Toujours le même obstacle: un obstacle d'argent. Et encore une fois, obstacle ni divin, ni naturel; mais fait de main d'homme: obstacle purement artificiel.

À moins d'être l'œuvre d'un tyran sadique, le système d'argent ne fut pas décidé pour empêcher les produits de passer du marchand qui veut vendre chez la mère de famille qui veut acheter.

On ne construit pas un système de routes pour empêcher de circuler, mais au contraire pour favoriser la circulation. De même, le but d'un système d'argent sain, c'est de favoriser la répartition et l'écoulement des produits vers les besoins, et non pas d'y mettre obstacle.

Instrument social devenu antisocial

Mais, s'il a pu être bon autrefois, notre système d'argent n'est plus sain aujourd'hui. Il est vicié, archi-vicié. Il a perdu sa vocation. Il est devenu une difficulté, au lieu d'une facilité; une punition au lieu d'un service.

Ceux qui fabriquent ou suppriment l'argent, le crédit financier, les dollars, ces individus-là exercent un droit de régie sur la production et sur la capacité de production du pays. Ils émettent, ou retirent, selon leur jugement, ou selon leurs intérêts, l'instrument qui permet d'acheter, qui permet d'amener les produits là où sont les besoins.

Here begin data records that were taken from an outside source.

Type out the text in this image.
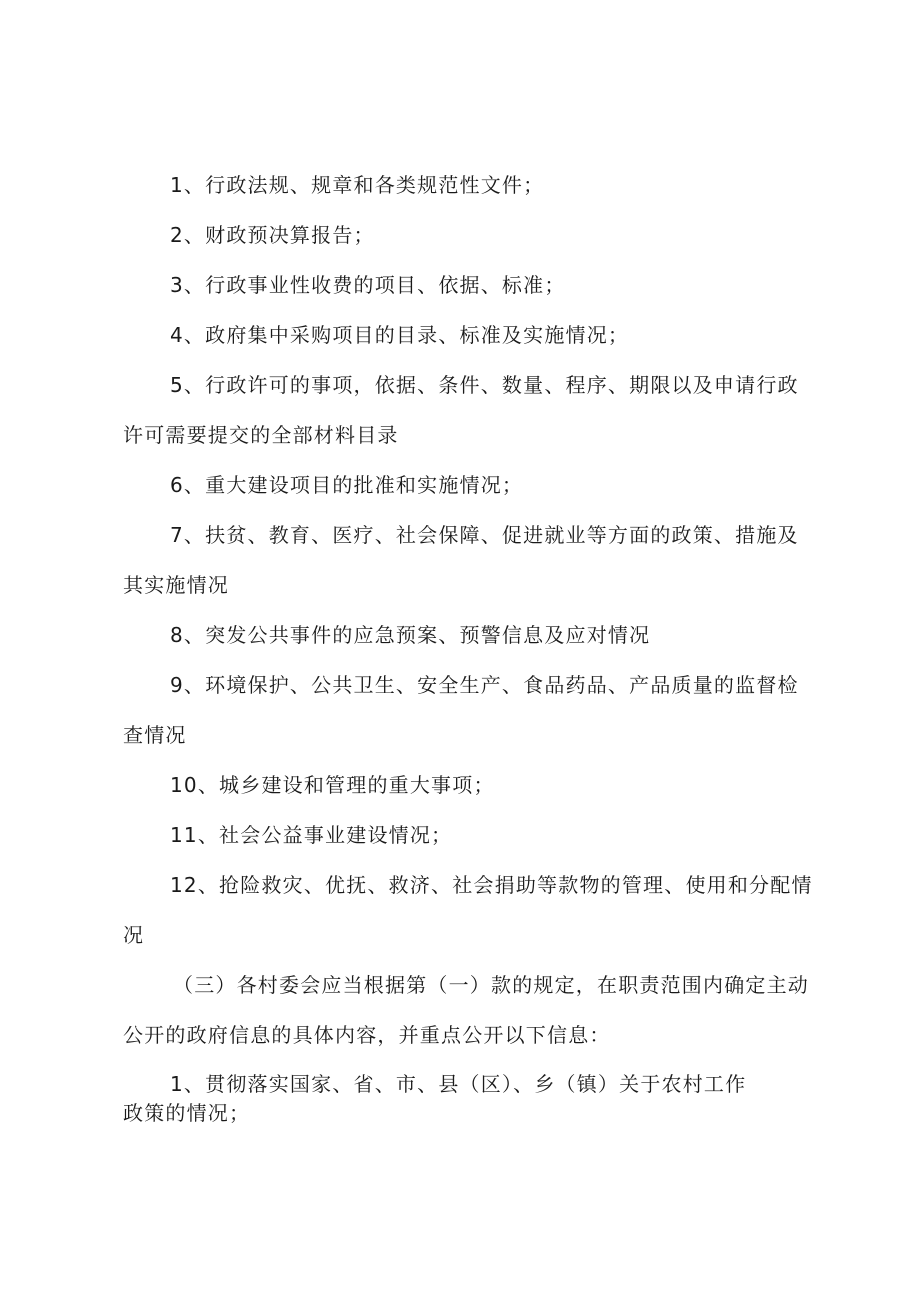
1、行政法规、规章和各类规范性文件；
2、财政预决算报告；
3、行政事业性收费的项目、依据、标准；
4、政府集中采购项目的目录、标准及实施情况；
5、行政许可的事项，依据、条件、数量、程序、期限以及申请行政许可需要提交的全部材料目录
6、重大建设项目的批准和实施情况；
7、扶贫、教育、医疗、社会保障、促进就业等方面的政策、措施及其实施情况
8、突发公共事件的应急预案、预警信息及应对情况
9、环境保护、公共卫生、安全生产、食品药品、产品质量的监督检查情况
10、城乡建设和管理的重大事项；
11、社会公益事业建设情况；
12、抢险救灾、优抚、救济、社会捐助等款物的管理、使用和分配情况
（三）各村委会应当根据第（一）款的规定，在职责范围内确定主动公开的政府信息的具体内容，并重点公开以下信息：
1、贯彻落实国家、省、市、县（区）、乡（镇）关于农村工作
政策的情况；
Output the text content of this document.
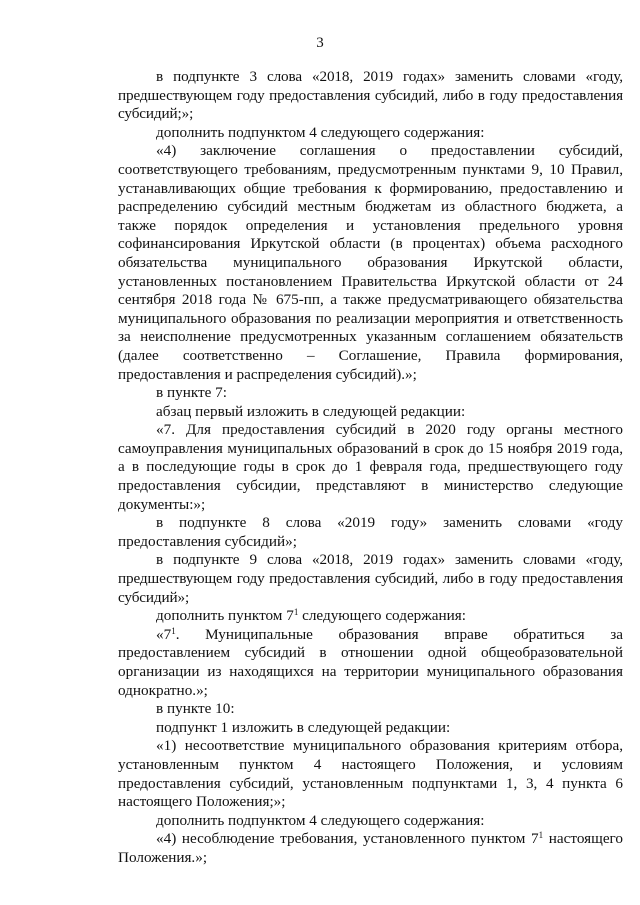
3

в подпункте 3 слова «2018, 2019 годах» заменить словами «году, предшествующем году предоставления субсидий, либо в году предоставления субсидий;»;

дополнить подпунктом 4 следующего содержания:

«4) заключение соглашения о предоставлении субсидий, соответствующего требованиям, предусмотренным пунктами 9, 10 Правил, устанавливающих общие требования к формированию, предоставлению и распределению субсидий местным бюджетам из областного бюджета, а также порядок определения и установления предельного уровня софинансирования Иркутской области (в процентах) объема расходного обязательства муниципального образования Иркутской области, установленных постановлением Правительства Иркутской области от 24 сентября 2018 года № 675-пп, а также предусматривающего обязательства муниципального образования по реализации мероприятия и ответственность за неисполнение предусмотренных указанным соглашением обязательств (далее соответственно – Соглашение, Правила формирования, предоставления и распределения субсидий).»;

в пункте 7:

абзац первый изложить в следующей редакции:

«7. Для предоставления субсидий в 2020 году органы местного самоуправления муниципальных образований в срок до 15 ноября 2019 года, а в последующие годы в срок до 1 февраля года, предшествующего году предоставления субсидии, представляют в министерство следующие документы:»;

в подпункте 8 слова «2019 году» заменить словами «году предоставления субсидий»;

в подпункте 9 слова «2018, 2019 годах» заменить словами «году, предшествующем году предоставления субсидий, либо в году предоставления субсидий»;

дополнить пунктом $7^1$ следующего содержания:

«$7^1$. Муниципальные образования вправе обратиться за предоставлением субсидий в отношении одной общеобразовательной организации из находящихся на территории муниципального образования однократно.»;

в пункте 10:

подпункт 1 изложить в следующей редакции:

«1) несоответствие муниципального образования критериям отбора, установленным пунктом 4 настоящего Положения, и условиям предоставления субсидий, установленным подпунктами 1, 3, 4 пункта 6 настоящего Положения;»;

дополнить подпунктом 4 следующего содержания:

«4) несоблюдение требования, установленного пунктом $7^1$ настоящего Положения.»;
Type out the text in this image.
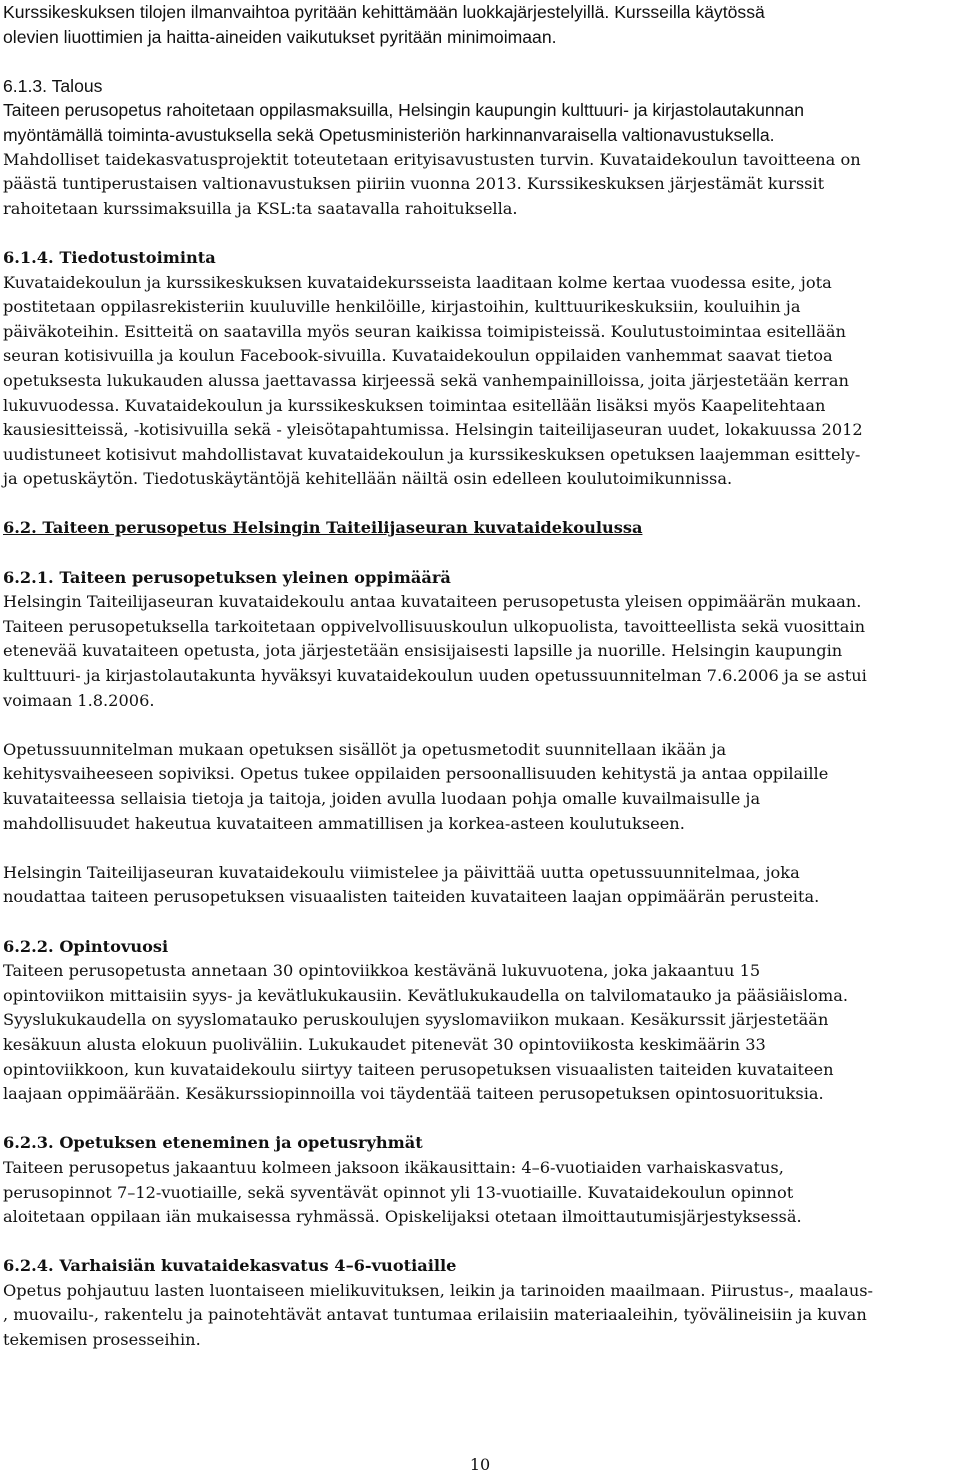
Kurssikeskuksen tilojen ilmanvaihtoa pyritään kehittämään luokkajärjestelyillä. Kursseilla käytössä
olevien liuottimien ja haitta-aineiden vaikutukset pyritään minimoimaan.
6.1.3. Talous
Taiteen perusopetus rahoitetaan oppilasmaksuilla, Helsingin kaupungin kulttuuri- ja kirjastolautakunnan
myöntämällä toiminta-avustuksella sekä Opetusministeriön harkinnanvaraisella valtionavustuksella.
Mahdolliset taidekasvatusprojektit toteutetaan erityisavustusten turvin. Kuvataidekoulun tavoitteena on
päästä tuntiperustaisen valtionavustuksen piiriin vuonna 2013. Kurssikeskuksen järjestämät kurssit
rahoitetaan kurssimaksuilla ja KSL:ta saatavalla rahoituksella.
6.1.4. Tiedotustoiminta
Kuvataidekoulun ja kurssikeskuksen kuvataidekursseista laaditaan kolme kertaa vuodessa esite, jota
postitetaan oppilasrekisteriin kuuluville henkilöille, kirjastoihin, kulttuurikeskuksiin, kouluihin ja
päiväkoteihin. Esitteitä on saatavilla myös seuran kaikissa toimipisteissä. Koulutustoimintaa esitellään
seuran kotisivuilla ja koulun Facebook-sivuilla. Kuvataidekoulun oppilaiden vanhemmat saavat tietoa
opetuksesta lukukauden alussa jaettavassa kirjeessä sekä vanhempainilloissa, joita järjestetään kerran
lukuvuodessa. Kuvataidekoulun ja kurssikeskuksen toimintaa esitellään lisäksi myös Kaapelitehtaan
kausiesitteissä, -kotisivuilla sekä - yleisötapahtumissa. Helsingin taiteilijaseuran uudet, lokakuussa 2012
uudistuneet kotisivut mahdollistavat kuvataidekoulun ja kurssikeskuksen opetuksen laajemman esittely-
ja opetuskäytön. Tiedotuskäytäntöjä kehitellään näiltä osin edelleen koulutoimikunnissa.
6.2. Taiteen perusopetus Helsingin Taiteilijaseuran kuvataidekoulussa
6.2.1. Taiteen perusopetuksen yleinen oppimäärä
Helsingin Taiteilijaseuran kuvataidekoulu antaa kuvataiteen perusopetusta yleisen oppimäärän mukaan.
Taiteen perusopetuksella tarkoitetaan oppivelvollisuuskoulun ulkopuolista, tavoitteellista sekä vuosittain
etenevää kuvataiteen opetusta, jota järjestetään ensisijaisesti lapsille ja nuorille. Helsingin kaupungin
kulttuuri- ja kirjastolautakunta hyväksyi kuvataidekoulun uuden opetussuunnitelman 7.6.2006 ja se astui
voimaan 1.8.2006.
Opetussuunnitelman mukaan opetuksen sisällöt ja opetusmetodit suunnitellaan ikään ja
kehitysvaiheeseen sopiviksi. Opetus tukee oppilaiden persoonallisuuden kehitystä ja antaa oppilaille
kuvataiteessa sellaisia tietoja ja taitoja, joiden avulla luodaan pohja omalle kuvailmaisulle ja
mahdollisuudet hakeutua kuvataiteen ammatillisen ja korkea-asteen koulutukseen.
Helsingin Taiteilijaseuran kuvataidekoulu viimistelee ja päivittää uutta opetussuunnitelmaa, joka
noudattaa taiteen perusopetuksen visuaalisten taiteiden kuvataiteen laajan oppimäärän perusteita.
6.2.2. Opintovuosi
Taiteen perusopetusta annetaan 30 opintoviikkoa kestävänä lukuvuotena, joka jakaantuu 15
opintoviikon mittaisiin syys- ja kevätlukukausiin. Kevätlukukaudella on talvilomatauko ja pääsiäisloma.
Syyslukukaudella on syyslomatauko peruskoulujen syyslomaviikon mukaan. Kesäkurssit järjestetään
kesäkuun alusta elokuun puoliväliin. Lukukaudet pitenevät 30 opintoviikosta keskimäärin 33
opintoviikkoon, kun kuvataidekoulu siirtyy taiteen perusopetuksen visuaalisten taiteiden kuvataiteen
laajaan oppimäärään. Kesäkurssiopinnoilla voi täydentää taiteen perusopetuksen opintosuorituksia.
6.2.3. Opetuksen eteneminen ja opetusryhmät
Taiteen perusopetus jakaantuu kolmeen jaksoon ikäkausittain: 4–6-vuotiaiden varhaiskasvatus,
perusopinnot 7–12-vuotiaille, sekä syventävät opinnot yli 13-vuotiaille. Kuvataidekoulun opinnot
aloitetaan oppilaan iän mukaisessa ryhmässä. Opiskelijaksi otetaan ilmoittautumisjärjestyksessä.
6.2.4. Varhaisiän kuvataidekasvatus 4–6-vuotiaille
Opetus pohjautuu lasten luontaiseen mielikuvituksen, leikin ja tarinoiden maailmaan. Piirustus-, maalaus-
, muovailu-, rakentelu ja painotehtävät antavat tuntumaa erilaisiin materiaaleihin, työvälineisiin ja kuvan
tekemisen prosesseihin.
10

En contrôlant ainsi l'argent et le crédit, ils tiennent nos vies dans le creux de leur main.

Puisque le dollar donne droit aux produits de n'importe qui, la fabrication ou la suppression de l'argent est une fonction de nature sociale. Cette fonction devrait donc être exercée par un organisme social, et non pas par une institution à profit. On n'accepterait pas que la justice soit rendue par une compagnie privée, en vue de ses propres profits. Pourquoi accepte-t-on que le contrôle de l'argent, fonction de nature sociale, soit entre les mains d'institutions privées existant et fonctionnant pour leurs propres intérêts?

Ce n'est, en effet, ni vous, ni moi, ni votre maire, pas même votre gouvernement, qui décide qu'il y aura tant ou tant d'argent, et pas plus, en circulation. Les gouvernements, le fédéral comme les provinciaux ou les municipaux, nous disent tous qu'ils n'ont pas d'autre argent que celui qu'ils obtiennent de ceux qui en ont. Votre employeur vous dit la même chose.

Un système d'endettement perpétuel

Mais où donc commence l'argent? Qui le met au monde? Qui en met tant, et pas plus, en circulation? Qui peut le rendre rare en le retirant de la circulation?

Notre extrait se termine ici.